If I was in your position, I'd probably make some assumptions about what sorts of comments and strings are in use so that simple REs could be used. Generality is often much more difficult to achieve.

More specifically, if you can assume that all comments are on lines by themselves and have at most only whitespace before the start of the // starter and always proceed to the end of the line, they're very easy to filter. It's getting block comments right or allowing starting at arbitrary locations when you get into the nasty cases. JSONC's support for multiple comment styles looks like something slapped in by someone who is used to commenting in C and/or C++ and who hasn't thought about the consequences for parsers at all.

HardwareGeek

@dkf said in Regex confessions/regex challenge:

hasn't thought ... at all.

Gribnit

@Bulb said in Regex confessions/regex challenge:

Kleene star

Don't we have a "no correct terms" policy? For those who are offended to their very core, like myself, he's talking about a Nathan Hale.

cvi

@dkf said in Regex confessions/regex challenge:

It's getting block comments right or allowing starting at arbitrary locations when you get into the nasty cases.

Eh. I mean, it's not exactly rocket science either. Making comments easily strippable by regex would be quite far down my list of priorities, definitively after general usability concerns.

Bulb

@dkf said in Regex confessions/regex challenge:

If I was in your position, I'd probably make some assumptions about what sorts of comments and strings are in use so that simple REs could be used. Generality is often much more difficult to achieve.

It would come back wasting a couple of my hours a year down the road when I'd forget which limitations it has.
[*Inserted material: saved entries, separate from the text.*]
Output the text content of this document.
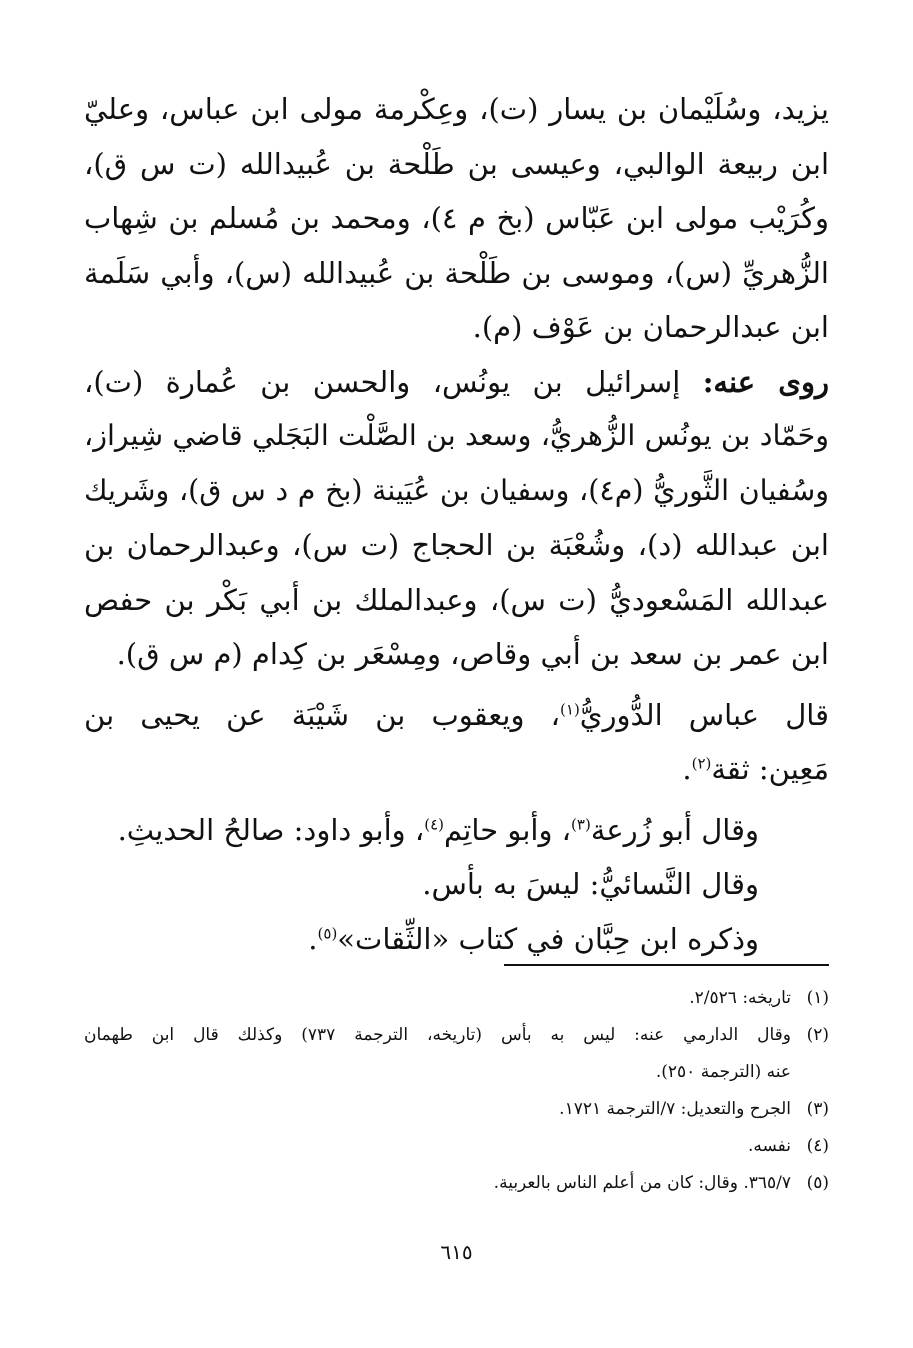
يزيد، وسُلَيْمان بن يسار (ت)، وعِكْرمة مولى ابن عباس، وعليّ
ابن ربيعة الوالبي، وعيسى بن طَلْحة بن عُبيدالله (ت س ق)،
وكُرَيْب مولى ابن عَبّاس (بخ م ٤)، ومحمد بن مُسلم بن شِهاب
الزُّهريِّ (س)، وموسى بن طَلْحة بن عُبيدالله (س)، وأبي سَلَمة
ابن عبدالرحمان بن عَوْف (م).
روى عنه: إسرائيل بن يونُس، والحسن بن عُمارة (ت)،
وحَمّاد بن يونُس الزُّهريُّ، وسعد بن الصَّلْت البَجَلي قاضي شِيراز،
وسُفيان الثَّوريُّ (م٤)، وسفيان بن عُيَينة (بخ م د س ق)، وشَريك
ابن عبدالله (د)، وشُعْبَة بن الحجاج (ت س)، وعبدالرحمان بن
عبدالله المَسْعوديُّ (ت س)، وعبدالملك بن أبي بَكْر بن حفص
ابن عمر بن سعد بن أبي وقاص، ومِسْعَر بن كِدام (م س ق).
قال عباس الدُّوريُّ$^{(١)}$، ويعقوب بن شَيْبَة عن يحيى بن
مَعِين: ثقة$^{(٢)}$.
وقال أبو زُرعة$^{(٣)}$، وأبو حاتِم$^{(٤)}$، وأبو داود: صالحُ الحديثِ.
وقال النَّسائيُّ: ليسَ به بأس.
وذكره ابن حِبَّان في كتاب «الثِّقات»$^{(٥)}$.
(١)
تاريخه: ٢/٥٢٦.
(٢)
وقال الدارمي عنه: ليس به بأس (تاريخه، الترجمة ٧٣٧) وكذلك قال ابن طهمان
عنه (الترجمة ٢٥٠).
(٣)
الجرح والتعديل: ٧/الترجمة ١٧٢١.
(٤)
نفسه.
(٥)
٣٦٥/٧. وقال: كان من أعلم الناس بالعربية.
٦١٥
And generality turned out not to be that much more difficult in this case anyway—only strings can hide a comment start sequence, and there is only one style of strings here.

More specifically, if you can assume that all comments are on lines by themselves and have at most only whitespace before the start of the // starter and always proceed to the end of the line, they're very easy to filter.
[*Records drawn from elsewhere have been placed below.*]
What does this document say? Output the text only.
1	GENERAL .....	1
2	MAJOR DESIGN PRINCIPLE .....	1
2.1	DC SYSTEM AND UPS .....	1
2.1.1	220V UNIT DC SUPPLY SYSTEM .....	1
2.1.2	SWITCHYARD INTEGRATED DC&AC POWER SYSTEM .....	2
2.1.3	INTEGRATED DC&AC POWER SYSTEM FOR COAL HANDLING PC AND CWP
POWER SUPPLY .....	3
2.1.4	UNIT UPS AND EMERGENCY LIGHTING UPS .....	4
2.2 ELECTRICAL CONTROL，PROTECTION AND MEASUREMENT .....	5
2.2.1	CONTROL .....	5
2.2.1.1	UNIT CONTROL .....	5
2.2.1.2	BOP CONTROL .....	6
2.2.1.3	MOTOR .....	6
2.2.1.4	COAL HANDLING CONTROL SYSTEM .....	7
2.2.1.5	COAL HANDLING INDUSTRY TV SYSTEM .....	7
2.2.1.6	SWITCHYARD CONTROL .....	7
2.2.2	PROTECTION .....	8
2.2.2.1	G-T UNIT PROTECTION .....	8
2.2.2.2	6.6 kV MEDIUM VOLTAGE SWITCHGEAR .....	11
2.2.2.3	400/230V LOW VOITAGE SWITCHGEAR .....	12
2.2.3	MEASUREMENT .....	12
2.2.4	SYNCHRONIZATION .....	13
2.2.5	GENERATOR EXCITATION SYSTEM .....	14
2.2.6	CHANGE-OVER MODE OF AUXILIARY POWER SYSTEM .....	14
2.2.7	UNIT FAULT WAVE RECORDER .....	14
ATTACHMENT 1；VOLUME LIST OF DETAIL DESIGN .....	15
That was the first version. Then I decided the risk of someone (either me when I forget, or someone else who starts to use the feature) adding a different one is too high.
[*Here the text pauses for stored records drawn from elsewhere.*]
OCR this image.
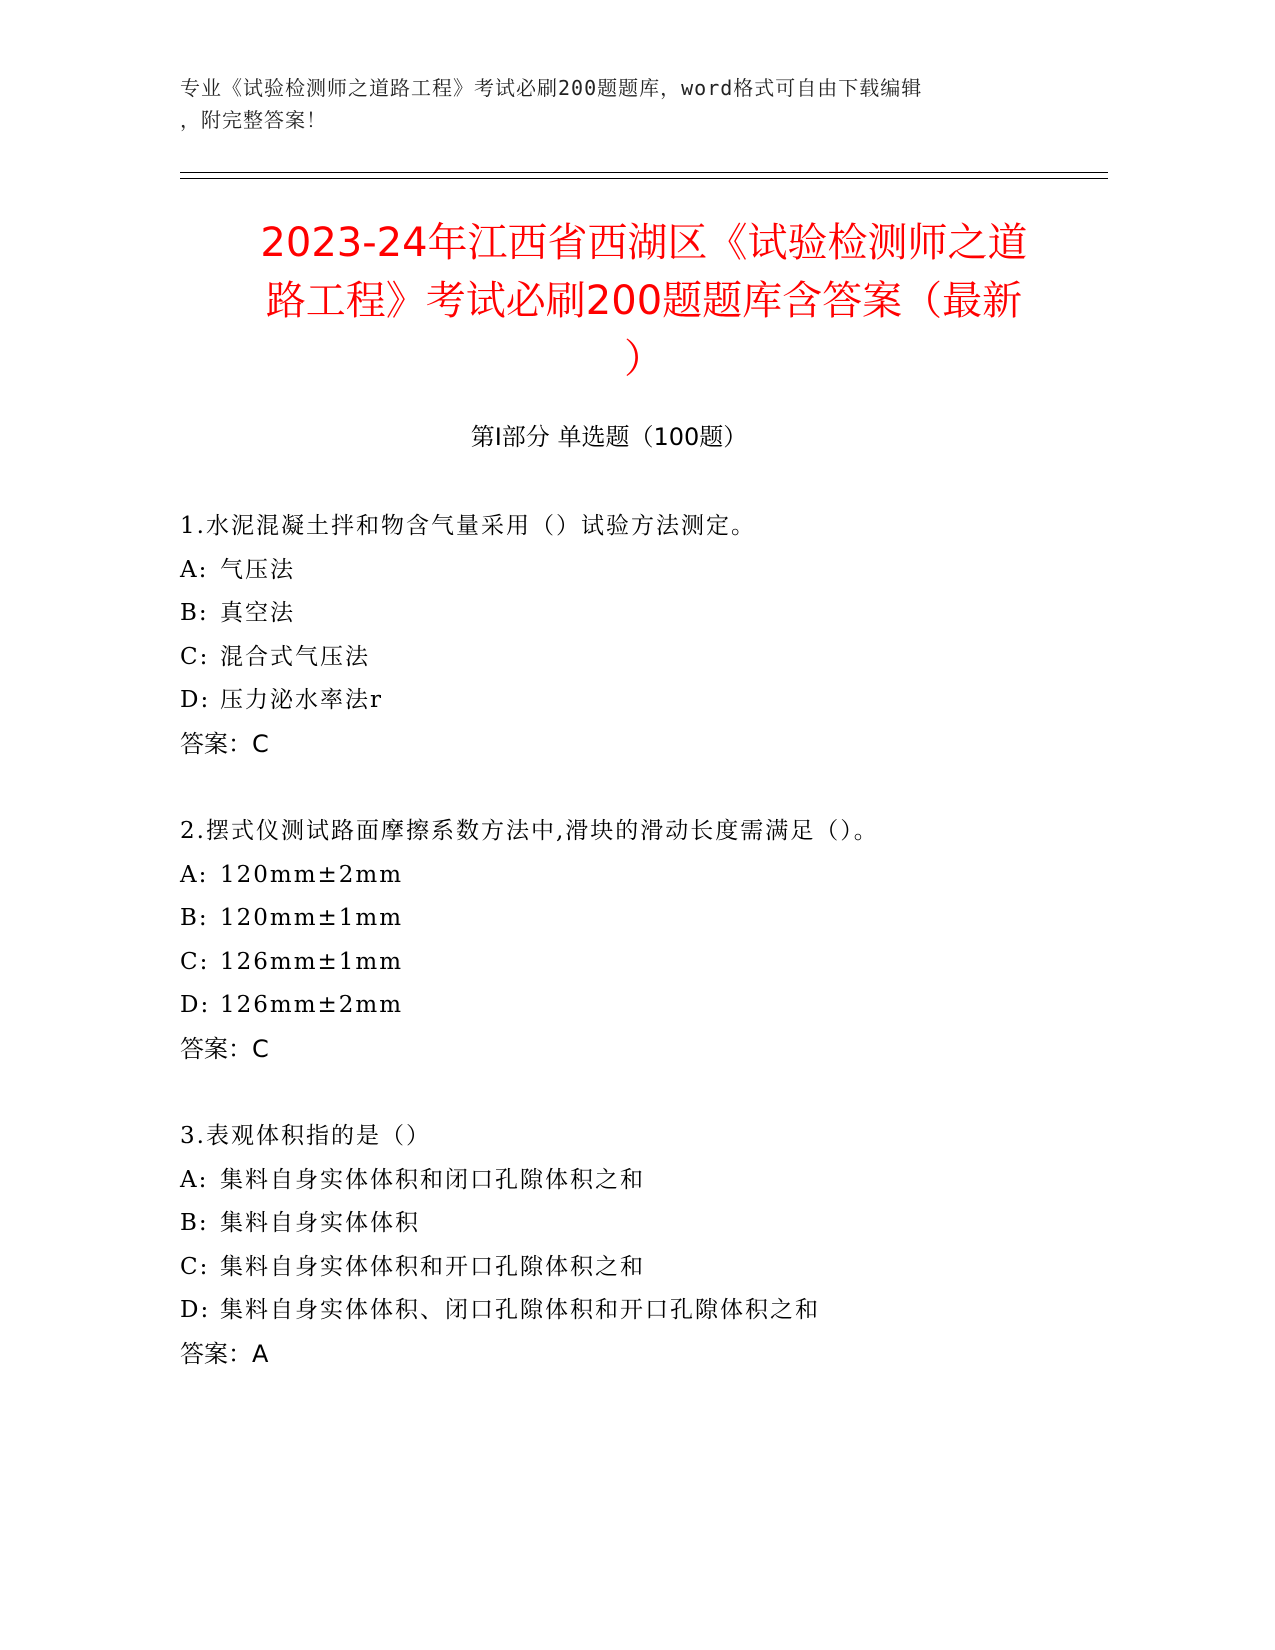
专业《试验检测师之道路工程》考试必刷200题题库，word格式可自由下载编辑
，附完整答案！
2023-24年江西省西湖区《试验检测师之道
路工程》考试必刷200题题库含答案（最新
）
第Ⅰ部分 单选题（100题）
1.水泥混凝土拌和物含气量采用（）试验方法测定。
A: 气压法
B: 真空法
C: 混合式气压法
D: 压力泌水率法r
答案：C
2.摆式仪测试路面摩擦系数方法中,滑块的滑动长度需满足（）。
A: 120mm±2mm
B: 120mm±1mm
C: 126mm±1mm
D: 126mm±2mm
答案：C
3.表观体积指的是（）
A: 集料自身实体体积和闭口孔隙体积之和
B: 集料自身实体体积
C: 集料自身实体体积和开口孔隙体积之和
D: 集料自身实体体积、闭口孔隙体积和开口孔隙体积之和
答案：A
It's getting block comments right or allowing starting at arbitrary locations when you get into the nasty cases. JSONC's support for multiple comment styles looks like something slapped in by someone who is used to commenting in C and/or C++ and who hasn't thought about the consequences for parsers at all.

For parsers, newlines are not significant except for terminating C++-style comments.

… hm, I realized one more case I missed—multiple C-style comments on one line. A t0 after the first line should fix that.

dkf

@Bulb Yes; you don't have to deal with either multiple string styles or multi-line strings. This isn't YAML after all...

Bulb

@dkf If it was yaml, all parsers would already support comm … but there wouldn't be any easy to install, standardish parser usable from shell.